I have officially been a resident at Camp Osita for 10 days now and what a memorable 10 days they have been! I have been fortunate enough to see five Olive Ridley sea turtles nest, many Black and Green Poison dart frogs (a personal favorite), the endangered Geoffroy’s Spider Monkeys, Squirrel Monkeys and of course the loudest primates on the planet—the Howler Monkeys.
It is hard to decide which surveys I have enjoyed the most; however I do love the wondrous array of stars that light up the sky during the night sea turtle patrols. Walking along the most undisturbed beach I’ve ever been to under a full view of the Milky Way is almost indescribable. It makes you feel so small, yet so in touch with the planet at the same time.
A second favorite has to be the nearby waterfall trail, just minutes from camp. I have been on a few Amphibian and Reptile surveys on this trail, finding hourglass tree frogs, many species of anole and most recently a green iguana. A few of us visited the waterfall last week for a quick afternoon dip, which exceptionally refreshing in the heat of the afternoon. It has many different levels and although it is moderately difficult to climb up to the highest level in wellies (rainboots for my fellow Americans out there), it is 100% worth it. There’s nothing better than a natural shower! Although, our showers at camp are a close second with great pressure and refreshing, cool water after a long survey.
Camp life has been great so far actually—no complaints! Our cabins are surrounded by beautiful Royal Palm Trees, which are frequently filled with Howler Monkeys, Squirrel Monkeys and even Kinkajus! I had an extremely fortunate encounter with a group of them a few nights ago. They passed in between the palms above my head while calling out to each other in the moonlight. Besides incredible wildlife, our quaint camp is also home to some pretty incredible people. Everyone has made me feel welcome and helped in any way possible while I was becoming adjusted to the heat, schedule, trails, etc. When we aren’t doing wildlife surveys, we fill our time studying up on the different species we need to learn, learning Spanish, sunbathing at the beach, or finding projects to do around camp. Since this camp is relatively new, there are still a few projects underway, such as creating walking paths, a “Camp Osita” sign, or even concreting cinder blocks for the new cabin in the back of the property.

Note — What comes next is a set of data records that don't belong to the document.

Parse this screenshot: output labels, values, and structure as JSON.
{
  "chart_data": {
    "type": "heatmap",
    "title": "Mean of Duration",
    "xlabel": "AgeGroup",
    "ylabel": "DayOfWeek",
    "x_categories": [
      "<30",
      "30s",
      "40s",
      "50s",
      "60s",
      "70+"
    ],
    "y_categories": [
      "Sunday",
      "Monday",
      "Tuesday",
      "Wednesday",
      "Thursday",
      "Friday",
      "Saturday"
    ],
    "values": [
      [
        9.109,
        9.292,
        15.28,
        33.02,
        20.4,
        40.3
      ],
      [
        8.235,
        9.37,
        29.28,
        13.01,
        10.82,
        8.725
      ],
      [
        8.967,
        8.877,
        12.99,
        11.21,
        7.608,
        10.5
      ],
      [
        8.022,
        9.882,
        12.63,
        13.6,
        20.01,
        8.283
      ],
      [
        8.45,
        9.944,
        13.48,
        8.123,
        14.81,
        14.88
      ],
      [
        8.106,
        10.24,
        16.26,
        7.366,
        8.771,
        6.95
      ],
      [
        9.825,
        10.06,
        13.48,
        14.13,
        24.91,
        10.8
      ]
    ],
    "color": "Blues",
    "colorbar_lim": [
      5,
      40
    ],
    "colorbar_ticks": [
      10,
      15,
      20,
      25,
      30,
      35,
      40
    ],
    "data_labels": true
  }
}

I am happy to say that I have successfully made it through my first 10 days without becoming badly sunburned…my family and friends know that is quite a feat for me, coming from the cold and sun-desolate winter in DC to hot and sunny Costa Rica! Finally, my last thought on this past week or so has been on how welcoming and friendly the local community is. Everyone is very hospitable, sometimes dropping off fresh papaya, or coming by to ask if we would like to join them fishing. Although I have only been here for 10 days, I can already feel this place developing a special place in my heart, full of unforgettable memories. I can’t wait to see what the next six months has to offer!